Led by Adam Kyte, in the School of Marine Science and Engineering, and spearheaded – almost literally – by former London Marathon winner Sarah Piercy, the team overcame near Hollywood biopic levels of disappointment to set a new speed record for women’s handcycling.
On the long, straight roads of Nevada, USA, in a machine designed in the workshops of Plymouth, the existing record was beaten by 0.1mph, and a certain amount of cosmic karma was restored.
“This record is the result of a five-year rollercoaster ride,” said project lead Adam, Lecturer in Mechanical and Marine Engineering Design. “Sometimes it felt that it was an impossible dream, while at other times it has been one of the most fulfilling projects I’ve had the pleasure of being involved with. But it has enabled hundreds of students to learn about real-world engineering through the example of handcycle design.”
The University’s association with handcycling started just before it shot to popularity at the London Paralympics, following an approach by Alan Grace, former chairman of the Handcycling Association of the UK. On the back of that, work started in earnest with a view to taking a University team to the 2015 World Human Powered Speed Challenge.
Gaining support from local, national and international businesses, the team designed and built an eye-catching bike, and teamed up with Liz McTernan, ranked in the world’s top eight in her sport, to try and beat the then women’s benchmark of 21.39mph.
When it came to the record attempt, however, a pre-existing injury meant Liz was unable to compete at full power, although she was able to set a new record of 24.72mph on her own conventional racing bike. Adam, who himself proved the design’s effectiveness by piloting it to speeds in excess of 30mph, recalled:
“Having spent many months on the project, it was obviously disappointing not to see it pushed to its full potential. But testing gave us enough data to calculate what might be possible, and for an untrained and inexperienced pilot to reach more than 30mph showed us what it could achieve.”

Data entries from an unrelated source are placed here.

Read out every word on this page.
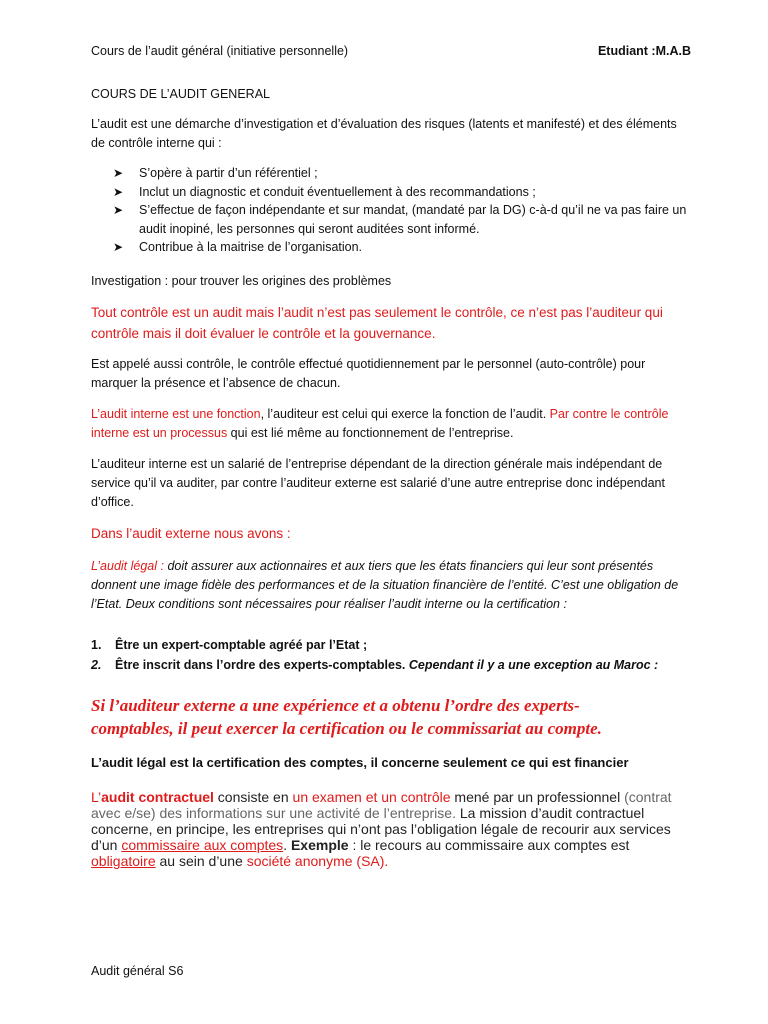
Cours de l’audit général (initiative personnelle)	Etudiant :M.A.B
COURS DE L’AUDIT GENERAL
L’audit est une démarche d’investigation et d’évaluation des risques (latents et manifesté) et des éléments de contrôle interne qui :
➤ S’opère à partir d’un référentiel ;
➤ Inclut un diagnostic et conduit éventuellement à des recommandations ;
➤ S’effectue de façon indépendante et sur mandat, (mandaté par la DG) c-à-d qu’il ne va pas faire un audit inopiné, les personnes qui seront auditées sont informé.
➤ Contribue à la maitrise de l’organisation.
Investigation : pour trouver les origines des problèmes
Tout contrôle est un audit mais l’audit n’est pas seulement le contrôle, ce n’est pas l’auditeur qui contrôle mais il doit évaluer le contrôle et la gouvernance.
Est appelé aussi contrôle, le contrôle effectué quotidiennement par le personnel (auto-contrôle) pour marquer la présence et l’absence de chacun.
L’audit interne est une fonction, l’auditeur est celui qui exerce la fonction de l’audit. Par contre le contrôle interne est un processus qui est lié même au fonctionnement de l’entreprise.
L’auditeur interne est un salarié de l’entreprise dépendant de la direction générale mais indépendant de service qu’il va auditer, par contre l’auditeur externe est salarié d’une autre entreprise donc indépendant d’office.
Dans l’audit externe nous avons :
L’audit légal : doit assurer aux actionnaires et aux tiers que les états financiers qui leur sont présentés donnent une image fidèle des performances et de la situation financière de l’entité. C’est une obligation de l’Etat. Deux conditions sont nécessaires pour réaliser l’audit interne ou la certification :
1. Être un expert-comptable agréé par l’Etat ;
2. Être inscrit dans l’ordre des experts-comptables. Cependant il y a une exception au Maroc :
Si l’auditeur externe a une expérience et a obtenu l’ordre des experts-comptables, il peut exercer la certification ou le commissariat au compte.
L’audit légal est la certification des comptes, il concerne seulement ce qui est financier
L’audit contractuel consiste en un examen et un contrôle mené par un professionnel (contrat avec e/se) des informations sur une activité de l’entreprise. La mission d’audit contractuel concerne, en principe, les entreprises qui n’ont pas l’obligation légale de recourir aux services d’un commissaire aux comptes. Exemple : le recours au commissaire aux comptes est obligatoire au sein d’une société anonyme (SA).
Audit général S6
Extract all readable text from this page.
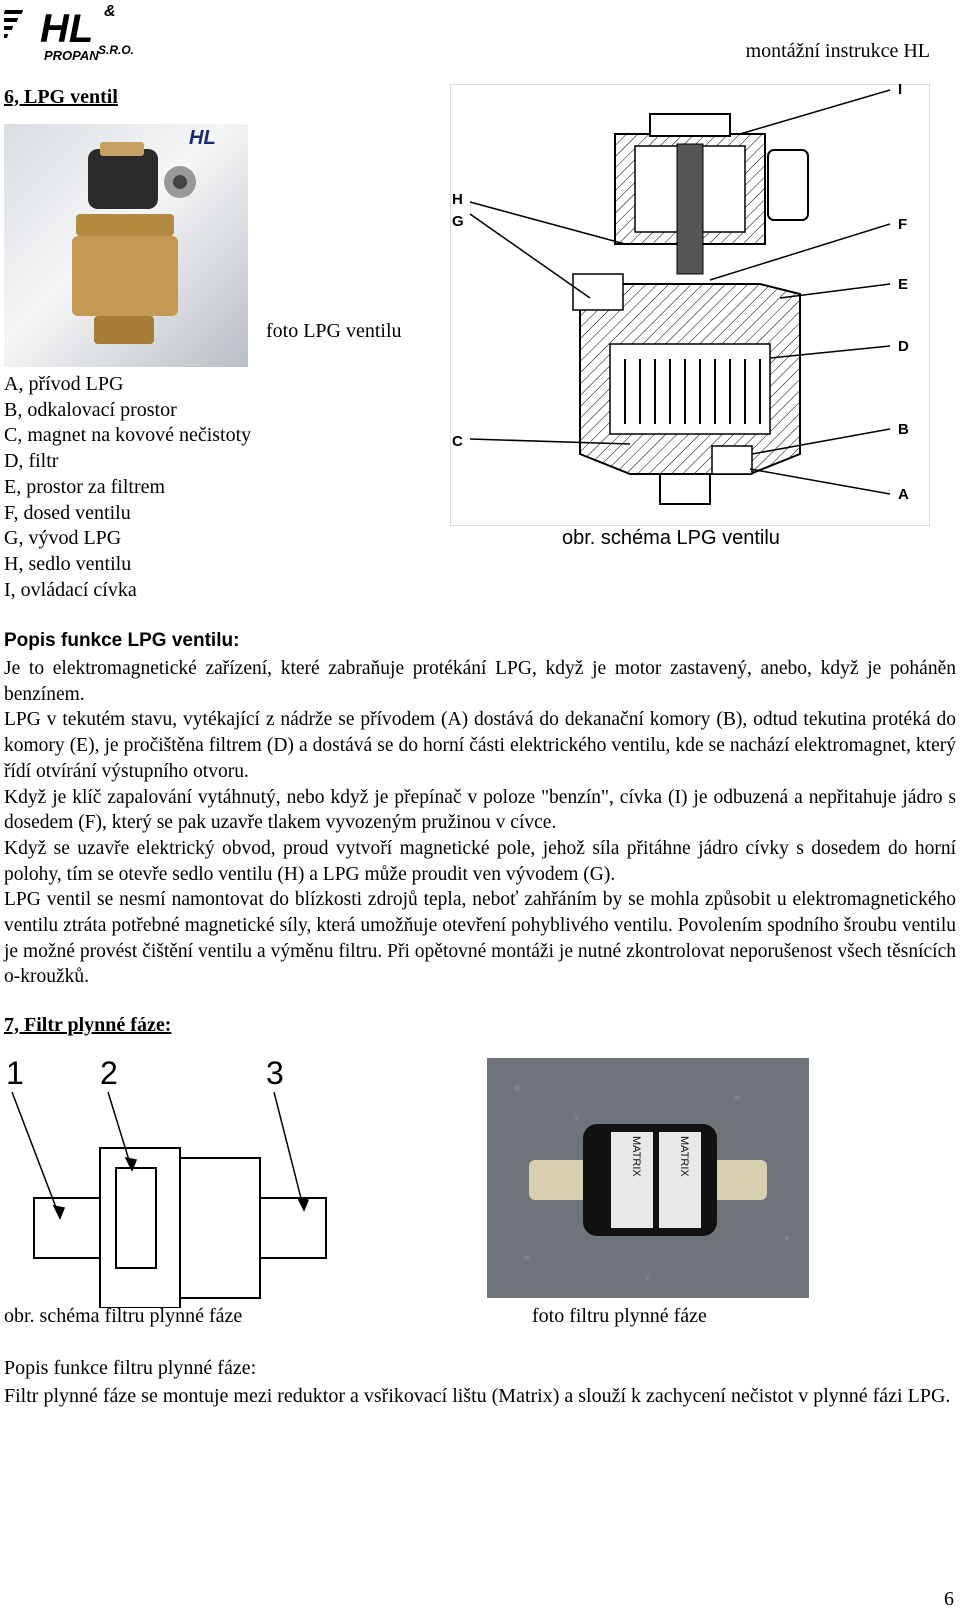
HL &
PROPAN S.R.O.	montážní instrukce HL
6, LPG ventil
HL
foto LPG ventilu
A, přívod LPG
B, odkalovací prostor
C, magnet na kovové nečistoty
D, filtr
E, prostor za filtrem
F, dosed ventilu
G, vývod LPG
H, sedlo ventilu
I, ovládací cívka
I
H
G	F
E
D
C
B
A
obr. schéma LPG ventilu
Popis funkce LPG ventilu:

Je to elektromagnetické zařízení, které zabraňuje protékání LPG, když je motor zastavený, anebo, když je poháněn benzínem.

LPG v tekutém stavu, vytékající z nádrže se přívodem (A) dostává do dekanační komory (B), odtud tekutina protéká do komory (E), je pročištěna filtrem (D) a dostává se do horní části elektrického ventilu, kde se nachází elektromagnet, který řídí otvírání výstupního otvoru.

Když je klíč zapalování vytáhnutý, nebo když je přepínač v poloze "benzín", cívka (I) je odbuzená a nepřitahuje jádro s dosedem (F), který se pak uzavře tlakem vyvozeným pružinou v cívce.

Když se uzavře elektrický obvod, proud vytvoří magnetické pole, jehož síla přitáhne jádro cívky s dosedem do horní polohy, tím se otevře sedlo ventilu (H) a LPG může proudit ven vývodem (G).

LPG ventil se nesmí namontovat do blízkosti zdrojů tepla, neboť zahřáním by se mohla způsobit u elektromagnetického ventilu ztráta potřebné magnetické síly, která umožňuje otevření pohyblivého ventilu. Povolením spodního šroubu ventilu je možné provést čištění ventilu a výměnu filtru. Při opětovné montáži je nutné zkontrolovat neporušenost všech těsnících o-kroužků.

7, Filtr plynné fáze:
1 2	3
obr. schéma filtru plynné fáze
MATRIX	MATRIX
foto filtru plynné fáze
Popis funkce filtru plynné fáze:
Filtr plynné fáze se montuje mezi reduktor a vsřikovací lištu (Matrix) a slouží k zachycení nečistot v plynné fázi LPG.
6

With that in the back of their minds, the team decided to try again in 2016, teaming up with Sarah – who won the women’s wheelchair race in London in 2000 – and Help for Heroes ambassador Chris Jones. They improved the bike, and began a programme of testing to ensure both athletes were happy with it. In July, however, there was another setback when Chris had to withdraw from the project for family reasons.